Earlier this week, the East Coast rail franchise that links London to Inverness via key cities such as Doncaster, York, Edinburgh and Glasgow was handed back to the private sector. Given the past performance of companies operating the franchise, the handover has not been without controversy.
The first operator, GNER, owned by Sea Containers, paid £1.3 billion to run the franchise for ten years. This was a third higher than rivals FirstGroup, Virgin Rail and a joint venture between Denmark’s DSB Railways and freight operator EWS had offered. It also worked out at significantly more than the £22 million they had been paying in previous years. A year later, the government took away the franchise when GNER faced financial difficulties, including the bankruptcy of its parent company.
Then in 2007, National Express won the contract.
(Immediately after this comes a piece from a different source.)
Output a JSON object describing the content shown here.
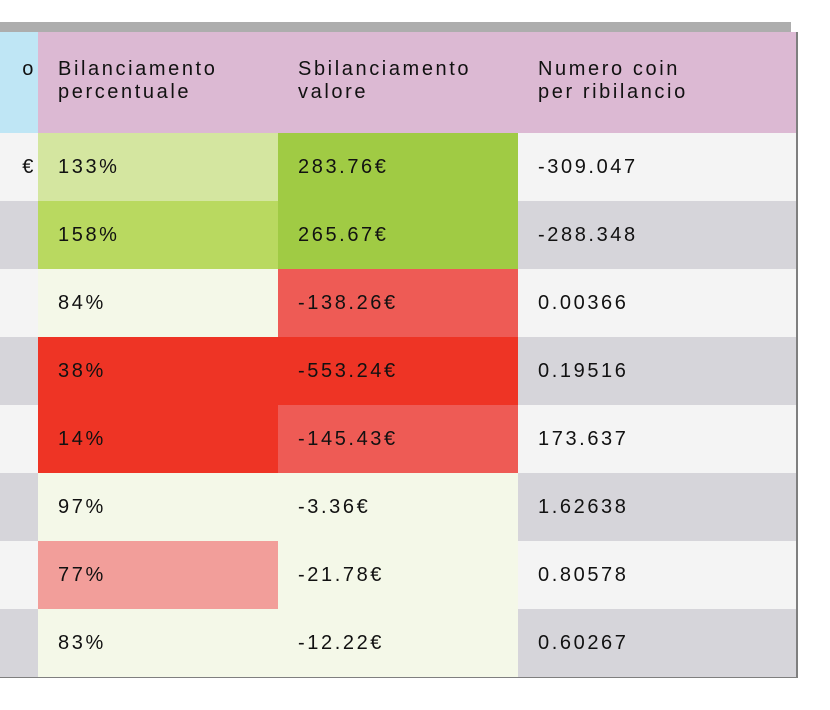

They outbid rivals Arriva, First and Virgin Rail and promised to pay a £1.4 billion premium to the Department for Transport over seven years.
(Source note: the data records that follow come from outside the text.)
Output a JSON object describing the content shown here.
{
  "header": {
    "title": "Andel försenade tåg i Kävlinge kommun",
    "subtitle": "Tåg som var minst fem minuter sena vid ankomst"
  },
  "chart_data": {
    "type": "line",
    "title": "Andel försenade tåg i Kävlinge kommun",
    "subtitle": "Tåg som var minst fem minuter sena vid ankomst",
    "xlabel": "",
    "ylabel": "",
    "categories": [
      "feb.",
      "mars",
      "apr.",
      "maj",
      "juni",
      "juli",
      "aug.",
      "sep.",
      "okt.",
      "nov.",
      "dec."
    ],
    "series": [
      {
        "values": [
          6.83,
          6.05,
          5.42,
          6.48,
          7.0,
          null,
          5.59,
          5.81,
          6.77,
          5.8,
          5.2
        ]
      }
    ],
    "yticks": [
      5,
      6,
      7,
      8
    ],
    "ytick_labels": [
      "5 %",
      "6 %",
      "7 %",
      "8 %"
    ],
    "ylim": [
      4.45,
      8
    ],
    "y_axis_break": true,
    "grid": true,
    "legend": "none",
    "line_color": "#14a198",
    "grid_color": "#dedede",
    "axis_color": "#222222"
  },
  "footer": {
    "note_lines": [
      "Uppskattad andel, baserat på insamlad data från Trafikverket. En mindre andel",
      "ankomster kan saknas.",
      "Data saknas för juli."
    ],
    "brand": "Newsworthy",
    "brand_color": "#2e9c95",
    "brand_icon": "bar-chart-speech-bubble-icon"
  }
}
But just two years later, National Express announced it was pursuing talks with the government for possible financial assistance in operating the franchise. Little came of the talks and National Express said it would default on the franchise before the end of 2009.
The government renationalized the franchise, intending to return it to market by 2013. This was later pushed back to February 2015.
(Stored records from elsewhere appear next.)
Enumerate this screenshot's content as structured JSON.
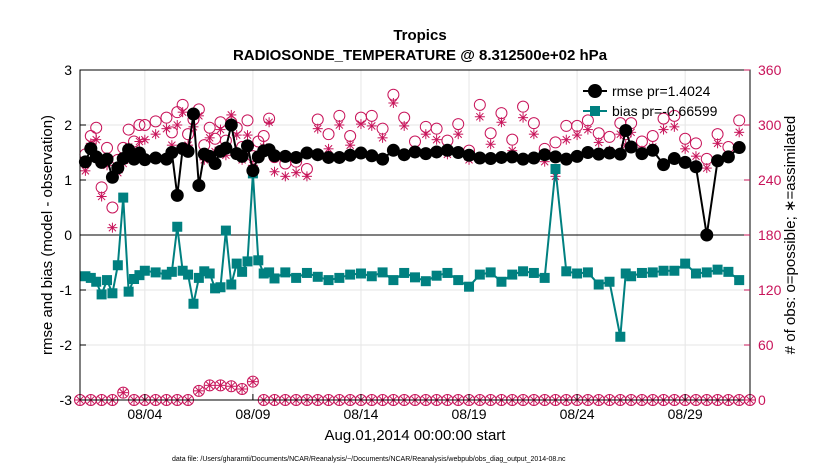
{
  "chart_data": {
    "type": "line",
    "title": "Tropics",
    "subtitle": "RADIOSONDE_TEMPERATURE @ 8.312500e+02 hPa",
    "xlabel": "Aug.01,2014 00:00:00 start",
    "ylabel": "rmse and bias (model - observation)",
    "ylabel_right": "# of obs: o=possible; ∗=assimilated",
    "footnote": "data file: /Users/gharamti/Documents/NCAR/Reanalysis/~/Documents/NCAR/Reanalysis/webpub/obs_diag_output_2014-08.nc",
    "xlim": [
      1,
      32
    ],
    "ylim": [
      -3,
      3
    ],
    "ylim_right": [
      0,
      360
    ],
    "x_ticks": [
      4,
      9,
      14,
      19,
      24,
      29
    ],
    "x_tick_labels": [
      "08/04",
      "08/09",
      "08/14",
      "08/19",
      "08/24",
      "08/29"
    ],
    "y_ticks": [
      -3,
      -2,
      -1,
      0,
      1,
      2,
      3
    ],
    "y_tick_labels": [
      "-3",
      "-2",
      "-1",
      "0",
      "1",
      "2",
      "3"
    ],
    "y_right_ticks": [
      0,
      60,
      120,
      180,
      240,
      300,
      360
    ],
    "y_right_tick_labels": [
      "0",
      "60",
      "120",
      "180",
      "240",
      "300",
      "360"
    ],
    "zero_line": 0,
    "legend_position": "top-right",
    "colors": {
      "rmse": "#000000",
      "bias": "#008080",
      "obs": "#c8145a",
      "grid": "#e6e6e6"
    },
    "series": [
      {
        "name": "rmse",
        "legend": "rmse pr=1.4024",
        "x": [
          1.25,
          1.5,
          1.75,
          2.0,
          2.25,
          2.5,
          2.75,
          3.0,
          3.25,
          3.5,
          3.75,
          4.0,
          4.5,
          5.0,
          5.25,
          5.5,
          5.75,
          6.0,
          6.25,
          6.5,
          6.75,
          7.0,
          7.25,
          7.5,
          7.75,
          8.0,
          8.25,
          8.5,
          8.75,
          9.0,
          9.25,
          9.5,
          9.75,
          10.0,
          10.5,
          11.0,
          11.5,
          12.0,
          12.5,
          13.0,
          13.5,
          14.0,
          14.5,
          15.0,
          15.5,
          16.0,
          16.5,
          17.0,
          17.5,
          18.0,
          18.5,
          19.0,
          19.5,
          20.0,
          20.5,
          21.0,
          21.5,
          22.0,
          22.5,
          23.0,
          23.5,
          24.0,
          24.5,
          25.0,
          25.5,
          26.0,
          26.25,
          26.5,
          27.0,
          27.5,
          28.0,
          28.5,
          29.0,
          29.5,
          30.0,
          30.5,
          31.0,
          31.5
        ],
        "values": [
          1.33,
          1.57,
          1.42,
          1.32,
          1.38,
          1.05,
          1.22,
          1.39,
          1.55,
          1.38,
          1.49,
          1.37,
          1.4,
          1.38,
          1.5,
          0.72,
          1.57,
          1.52,
          2.2,
          0.9,
          1.47,
          1.43,
          1.3,
          1.52,
          1.58,
          2.0,
          1.48,
          1.43,
          1.62,
          1.17,
          1.42,
          1.53,
          1.55,
          1.44,
          1.43,
          1.41,
          1.49,
          1.46,
          1.41,
          1.41,
          1.45,
          1.49,
          1.44,
          1.38,
          1.54,
          1.46,
          1.51,
          1.48,
          1.51,
          1.54,
          1.5,
          1.45,
          1.4,
          1.39,
          1.41,
          1.42,
          1.38,
          1.4,
          1.46,
          1.42,
          1.38,
          1.43,
          1.5,
          1.47,
          1.49,
          1.47,
          1.9,
          1.6,
          1.48,
          1.54,
          1.28,
          1.39,
          1.32,
          1.24,
          0.0,
          1.35,
          1.42,
          1.59
        ]
      },
      {
        "name": "bias",
        "legend": "bias pr=-0.66599",
        "x": [
          1.25,
          1.5,
          1.75,
          2.0,
          2.25,
          2.5,
          2.75,
          3.0,
          3.25,
          3.5,
          3.75,
          4.0,
          4.5,
          5.0,
          5.25,
          5.5,
          5.75,
          6.0,
          6.25,
          6.5,
          6.75,
          7.0,
          7.25,
          7.5,
          7.75,
          8.0,
          8.25,
          8.5,
          8.75,
          9.0,
          9.25,
          9.5,
          9.75,
          10.0,
          10.5,
          11.0,
          11.5,
          12.0,
          12.5,
          13.0,
          13.5,
          14.0,
          14.5,
          15.0,
          15.5,
          16.0,
          16.5,
          17.0,
          17.5,
          18.0,
          18.5,
          19.0,
          19.5,
          20.0,
          20.5,
          21.0,
          21.5,
          22.0,
          22.5,
          23.0,
          23.5,
          24.0,
          24.5,
          25.0,
          25.5,
          26.0,
          26.25,
          26.5,
          27.0,
          27.5,
          28.0,
          28.5,
          29.0,
          29.5,
          30.0,
          30.5,
          31.0,
          31.5
        ],
        "values": [
          -0.75,
          -0.78,
          -0.85,
          -1.08,
          -0.82,
          -1.06,
          -0.55,
          0.68,
          -1.03,
          -0.8,
          -0.73,
          -0.65,
          -0.68,
          -0.72,
          -0.67,
          0.15,
          -0.65,
          -0.72,
          -1.25,
          -0.78,
          -0.66,
          -0.7,
          -0.97,
          -0.95,
          0.08,
          -0.9,
          -0.52,
          -0.67,
          -0.48,
          1.12,
          -0.46,
          -0.7,
          -0.68,
          -0.79,
          -0.68,
          -0.78,
          -0.69,
          -0.76,
          -0.82,
          -0.78,
          -0.72,
          -0.7,
          -0.75,
          -0.68,
          -0.82,
          -0.69,
          -0.77,
          -0.84,
          -0.74,
          -0.69,
          -0.82,
          -0.94,
          -0.72,
          -0.68,
          -0.85,
          -0.72,
          -0.66,
          -0.69,
          -0.78,
          1.2,
          -0.66,
          -0.7,
          -0.68,
          -0.9,
          -0.85,
          -1.85,
          -0.7,
          -0.75,
          -0.69,
          -0.68,
          -0.65,
          -0.65,
          -0.52,
          -0.7,
          -0.68,
          -0.63,
          -0.67,
          -0.82
        ]
      },
      {
        "name": "obs possible",
        "marker": "o",
        "axis": "right",
        "x": [
          1.25,
          1.5,
          1.75,
          2.0,
          2.25,
          2.5,
          2.75,
          3.0,
          3.25,
          3.5,
          3.75,
          4.0,
          4.5,
          5.0,
          5.25,
          5.5,
          5.75,
          6.0,
          6.25,
          6.5,
          6.75,
          7.0,
          7.25,
          7.5,
          7.75,
          8.0,
          8.25,
          8.5,
          8.75,
          9.0,
          9.25,
          9.5,
          9.75,
          10.0,
          10.5,
          11.0,
          11.5,
          12.0,
          12.5,
          13.0,
          13.5,
          14.0,
          14.5,
          15.0,
          15.5,
          16.0,
          16.5,
          17.0,
          17.5,
          18.0,
          18.5,
          19.0,
          19.5,
          20.0,
          20.5,
          21.0,
          21.5,
          22.0,
          22.5,
          23.0,
          23.5,
          24.0,
          24.5,
          25.0,
          25.5,
          26.0,
          26.25,
          26.5,
          27.0,
          27.5,
          28.0,
          28.5,
          29.0,
          29.5,
          30.0,
          30.5,
          31.0,
          31.5
        ],
        "values": [
          268,
          288,
          297,
          232,
          275,
          210,
          262,
          275,
          295,
          282,
          300,
          300,
          304,
          308,
          292,
          314,
          322,
          290,
          306,
          317,
          278,
          297,
          285,
          303,
          283,
          303,
          297,
          276,
          305,
          266,
          282,
          288,
          307,
          265,
          258,
          260,
          252,
          306,
          290,
          310,
          288,
          308,
          310,
          296,
          333,
          308,
          282,
          298,
          296,
          283,
          301,
          272,
          322,
          291,
          313,
          284,
          320,
          302,
          274,
          281,
          299,
          299,
          305,
          291,
          287,
          302,
          290,
          302,
          282,
          288,
          307,
          310,
          285,
          280,
          263,
          290,
          276,
          305
        ],
        "possible_zero_row": 0,
        "possible_bump_x": [
          1.25,
          1.5,
          1.75,
          2.0,
          2.25,
          2.5,
          2.75,
          3.0,
          3.25,
          3.5,
          3.75,
          4.0,
          4.5,
          5.0,
          5.25,
          5.5,
          5.75,
          6.0,
          6.25,
          6.5,
          6.75,
          7.0,
          7.25,
          7.5,
          7.75,
          8.0,
          8.25,
          8.5,
          8.75,
          9.0,
          9.25,
          9.5,
          9.75,
          10.0
        ],
        "possible_bump_values": [
          0,
          0,
          0,
          0,
          0,
          0,
          8,
          8,
          0,
          0,
          0,
          0,
          0,
          0,
          0,
          0,
          0,
          0,
          8,
          10,
          14,
          16,
          16,
          16,
          12,
          15,
          14,
          12,
          16,
          20,
          14,
          0,
          0,
          0
        ]
      },
      {
        "name": "obs assimilated",
        "marker": "*",
        "axis": "right",
        "x": [
          1.25,
          1.5,
          1.75,
          2.0,
          2.25,
          2.5,
          2.75,
          3.0,
          3.25,
          3.5,
          3.75,
          4.0,
          4.5,
          5.0,
          5.25,
          5.5,
          5.75,
          6.0,
          6.25,
          6.5,
          6.75,
          7.0,
          7.25,
          7.5,
          7.75,
          8.0,
          8.25,
          8.5,
          8.75,
          9.0,
          9.25,
          9.5,
          9.75,
          10.0,
          10.5,
          11.0,
          11.5,
          12.0,
          12.5,
          13.0,
          13.5,
          14.0,
          14.5,
          15.0,
          15.5,
          16.0,
          16.5,
          17.0,
          17.5,
          18.0,
          18.5,
          19.0,
          19.5,
          20.0,
          20.5,
          21.0,
          21.5,
          22.0,
          22.5,
          23.0,
          23.5,
          24.0,
          24.5,
          25.0,
          25.5,
          26.0,
          26.25,
          26.5,
          27.0,
          27.5,
          28.0,
          28.5,
          29.0,
          29.5,
          30.0,
          30.5,
          31.0,
          31.5
        ],
        "values": [
          250,
          280,
          284,
          222,
          256,
          188,
          248,
          258,
          276,
          268,
          282,
          284,
          290,
          296,
          278,
          300,
          314,
          278,
          298,
          310,
          262,
          286,
          271,
          295,
          267,
          311,
          289,
          262,
          289,
          256,
          268,
          276,
          303,
          249,
          244,
          248,
          244,
          296,
          274,
          300,
          278,
          301,
          299,
          286,
          324,
          299,
          270,
          290,
          284,
          268,
          290,
          262,
          309,
          279,
          303,
          272,
          308,
          290,
          260,
          244,
          284,
          289,
          295,
          281,
          272,
          290,
          278,
          292,
          272,
          276,
          295,
          298,
          274,
          266,
          253,
          280,
          266,
          292
        ],
        "assimilated_bump_values": [
          0,
          0,
          0,
          0,
          0,
          0,
          8,
          8,
          0,
          0,
          0,
          0,
          0,
          0,
          0,
          0,
          0,
          0,
          8,
          10,
          14,
          16,
          16,
          16,
          12,
          15,
          14,
          12,
          16,
          20,
          14,
          0,
          0,
          0
        ]
      }
    ]
  }
}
During the last six years, the railway has returned some £1 billion to the Treasury, increased passenger satisfaction and won numerous awards and accolades for performance. Passengers and politicians have started taking seriously again the idea of rail nationalization, including many in the opposition Labour Party.
This hasn’t led to a change in policy so far. The East Coast Main Line is now operated by Richard Branson’s Virgin and the Scotland-based Stagecoach Group.
Which raises another question. Privatization was meant to increase competition in British rail. Yet the owners of Virgin Trains East Coast also operate the West Coast Main Line, the Midland Main Line and the South Western Main Line, meaning all major rail routes from London to Scotland are now in the hands of the same people. That’s rather the opposite of competition!